The 2019 law requires insurers to submit annual reports that detail their services for mental health and substance abuse disorder. But according to Cristian Damiana, Public Policy Manager of Mental Health Connecticut, those reports are often incomplete and the information that is provided can be difficult to weed through.
“What happens is these insurers are doing a large data dump on the state, saying ‘here are hundreds of pages, sort through them,’” Damiana said. “Year after year in the reports, some are not elaborating on the question or, worse, they’re entirely blank, so that suggests that maybe they’re not complying with the reporting requirement in good faith as they should be.”
The new bill seeks to give the law teeth by allowing the Insurance Commissioner to penalize insurers.
Attorney General William Tong said that the mental health parity law is “not optional.”
“It’s the law and you have to follow it. And it’s our understanding after a few years now of getting information from insurance companies who are reporting anonymously that the industry and pockets of the industry are not compliant with the law. They are out of compliance. They are not following the law. They are breaking the law. And so this is our effort to make sure that everybody here in Connecticut and around the country follows the law.”

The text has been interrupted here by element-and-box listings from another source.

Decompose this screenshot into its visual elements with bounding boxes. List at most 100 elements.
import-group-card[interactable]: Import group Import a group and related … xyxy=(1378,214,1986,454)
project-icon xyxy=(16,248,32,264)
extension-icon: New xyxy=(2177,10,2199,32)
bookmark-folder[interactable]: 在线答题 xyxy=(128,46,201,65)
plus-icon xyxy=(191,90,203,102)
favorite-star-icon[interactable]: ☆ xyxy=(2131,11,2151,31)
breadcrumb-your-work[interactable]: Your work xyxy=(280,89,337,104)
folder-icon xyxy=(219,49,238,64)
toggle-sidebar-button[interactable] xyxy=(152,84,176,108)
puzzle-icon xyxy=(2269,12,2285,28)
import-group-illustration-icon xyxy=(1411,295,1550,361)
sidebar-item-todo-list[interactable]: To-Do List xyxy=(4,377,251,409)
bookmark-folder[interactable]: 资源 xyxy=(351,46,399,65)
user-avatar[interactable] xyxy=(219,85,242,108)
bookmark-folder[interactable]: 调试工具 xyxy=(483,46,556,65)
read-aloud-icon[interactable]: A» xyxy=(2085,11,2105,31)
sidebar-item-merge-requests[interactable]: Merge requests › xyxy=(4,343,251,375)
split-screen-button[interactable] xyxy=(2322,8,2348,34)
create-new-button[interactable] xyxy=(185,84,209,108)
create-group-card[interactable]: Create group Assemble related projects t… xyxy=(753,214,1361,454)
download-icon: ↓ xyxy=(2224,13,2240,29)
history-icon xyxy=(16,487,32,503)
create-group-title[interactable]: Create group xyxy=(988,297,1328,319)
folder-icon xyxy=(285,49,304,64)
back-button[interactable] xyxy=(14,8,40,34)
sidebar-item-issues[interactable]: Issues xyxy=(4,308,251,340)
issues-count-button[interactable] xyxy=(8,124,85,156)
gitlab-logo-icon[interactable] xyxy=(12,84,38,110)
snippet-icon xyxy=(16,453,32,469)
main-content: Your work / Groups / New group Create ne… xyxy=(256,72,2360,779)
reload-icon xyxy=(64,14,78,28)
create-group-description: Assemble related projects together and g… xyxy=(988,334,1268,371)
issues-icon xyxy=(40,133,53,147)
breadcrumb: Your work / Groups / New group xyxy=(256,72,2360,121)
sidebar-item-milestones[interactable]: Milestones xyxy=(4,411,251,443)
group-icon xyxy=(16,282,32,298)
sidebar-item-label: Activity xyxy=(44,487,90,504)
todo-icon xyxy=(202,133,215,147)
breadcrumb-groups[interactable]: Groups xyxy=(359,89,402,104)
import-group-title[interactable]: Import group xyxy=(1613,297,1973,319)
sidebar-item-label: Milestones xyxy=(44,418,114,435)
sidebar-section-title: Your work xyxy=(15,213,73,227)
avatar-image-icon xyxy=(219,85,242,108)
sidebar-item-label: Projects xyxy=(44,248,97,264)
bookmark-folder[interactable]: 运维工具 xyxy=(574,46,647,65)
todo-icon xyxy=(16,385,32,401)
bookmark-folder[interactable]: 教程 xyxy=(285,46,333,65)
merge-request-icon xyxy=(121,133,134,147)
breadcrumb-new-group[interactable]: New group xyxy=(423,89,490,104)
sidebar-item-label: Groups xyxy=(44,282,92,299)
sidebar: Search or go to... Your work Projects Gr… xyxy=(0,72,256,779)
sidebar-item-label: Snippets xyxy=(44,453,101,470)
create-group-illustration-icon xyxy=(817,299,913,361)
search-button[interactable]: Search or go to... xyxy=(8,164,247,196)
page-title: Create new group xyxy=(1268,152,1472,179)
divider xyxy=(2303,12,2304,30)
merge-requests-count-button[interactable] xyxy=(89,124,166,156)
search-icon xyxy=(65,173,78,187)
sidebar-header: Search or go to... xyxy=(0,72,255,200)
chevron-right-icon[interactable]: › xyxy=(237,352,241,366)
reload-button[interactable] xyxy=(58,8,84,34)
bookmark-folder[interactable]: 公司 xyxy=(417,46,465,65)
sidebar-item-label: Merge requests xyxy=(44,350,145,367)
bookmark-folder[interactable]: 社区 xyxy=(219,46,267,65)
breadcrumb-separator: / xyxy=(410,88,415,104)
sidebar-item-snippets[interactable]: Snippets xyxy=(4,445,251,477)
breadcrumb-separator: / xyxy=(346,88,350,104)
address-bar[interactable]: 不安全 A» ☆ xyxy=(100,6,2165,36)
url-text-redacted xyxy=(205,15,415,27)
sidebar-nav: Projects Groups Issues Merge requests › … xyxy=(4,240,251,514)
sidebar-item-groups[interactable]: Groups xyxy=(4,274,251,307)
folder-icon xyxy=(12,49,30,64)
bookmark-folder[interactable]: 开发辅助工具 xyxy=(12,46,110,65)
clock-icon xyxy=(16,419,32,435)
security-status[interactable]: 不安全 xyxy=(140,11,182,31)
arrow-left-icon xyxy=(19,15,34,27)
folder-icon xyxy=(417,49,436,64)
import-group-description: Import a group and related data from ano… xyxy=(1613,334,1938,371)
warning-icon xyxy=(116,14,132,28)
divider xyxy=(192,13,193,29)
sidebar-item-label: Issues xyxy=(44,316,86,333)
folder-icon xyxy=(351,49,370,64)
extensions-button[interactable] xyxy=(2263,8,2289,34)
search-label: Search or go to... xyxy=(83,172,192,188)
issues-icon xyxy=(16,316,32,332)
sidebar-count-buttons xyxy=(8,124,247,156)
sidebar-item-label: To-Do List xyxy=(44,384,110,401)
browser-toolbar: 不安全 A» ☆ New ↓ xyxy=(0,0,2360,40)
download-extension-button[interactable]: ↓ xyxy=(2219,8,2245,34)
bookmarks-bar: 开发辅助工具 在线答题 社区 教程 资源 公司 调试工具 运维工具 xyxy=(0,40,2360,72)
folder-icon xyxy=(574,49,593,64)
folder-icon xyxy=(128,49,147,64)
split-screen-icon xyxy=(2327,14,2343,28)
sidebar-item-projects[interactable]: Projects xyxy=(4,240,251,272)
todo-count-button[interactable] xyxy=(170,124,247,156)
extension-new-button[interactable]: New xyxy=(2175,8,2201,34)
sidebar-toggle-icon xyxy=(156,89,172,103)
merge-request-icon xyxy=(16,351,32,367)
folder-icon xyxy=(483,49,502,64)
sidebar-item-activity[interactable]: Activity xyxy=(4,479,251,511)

Despite the number of legislators who have signed onto the bill, the co-chairs of the Insurance and Real Estate Committee, Sen. Jorge Cabrera, D-Hamden and Rep. Kerry Wood, D-Rocky Hill, are not co-sponsors. The Insurance and Real Estate Committee failed to take votes on a single piece of legislation in 2024. At the time, House Speaker Matthew Ritter, D-Hartford, blamed the failure on “strong personalities” and “adversarial relationships,” and Wood said that there was a “willingness to negotiate on all different kinds of bills, but we lost track of time and weren’t able to get it done.”
Rep. Cristin McCarthy Vahey, D-Fairfield, said that she hopes to be able to work with them to move forward together. “We have been having conversations with the leaders of the Insurance Committee, so I also don’t want anyone to think that’s not happening.”
“It’s no secret that this bill died last year as a result of the Insurance Committee deadlocking,” Scanlon said. “There was a sentiment in 2024 that we didn’t need to do this because the law didn’t need changing.” But Scanlon said that there is much evidence to the contrary.
Dr. Katherine Kennedy, a clinical professor at Yale who has a private psychiatric practice, spoke from personal experience about the challenges of getting reimbursed by insurers.
“When we are forced to fill up our minutes, our hours, our days, with high, uncompensated administrative burdens, with frequent and arduous prior authorization demands, with ill-informed interference in our medical decision making, with improper denials of claims, guess what happens? We reduce the number of patients we see, because the administrative tasks just take up too much time, or we stop being in-network providers and go private pay. Our headaches go away, but our patients face higher out of network costs. Or, some of us burn out and stop practicing altogether.”
Kennedy said that patients who cannot access help may not find care, end up in crisis and even die.
Loretta Jay, a special education advocate, echoed Kennedy’s remarks from her work trying to get help for children with behavioral health needs.
Jay described the situation of one child who needed a therapist. Together with Jay, the child’s mother contacted 27 therapists who accepted their insurance, only to find that none was accepting new clients. The child was stuck at a higher, more expensive level of care and experienced suicidal ideation. The mother ended up taking three weeks of family leave to support her.
“Mental health care is health care. The disparity between the two greatly harms our community, both financially and emotionally,” Jay said. “We need enforcement of the existing parity laws so insurance coverage is fair and our community is protected and cared for.”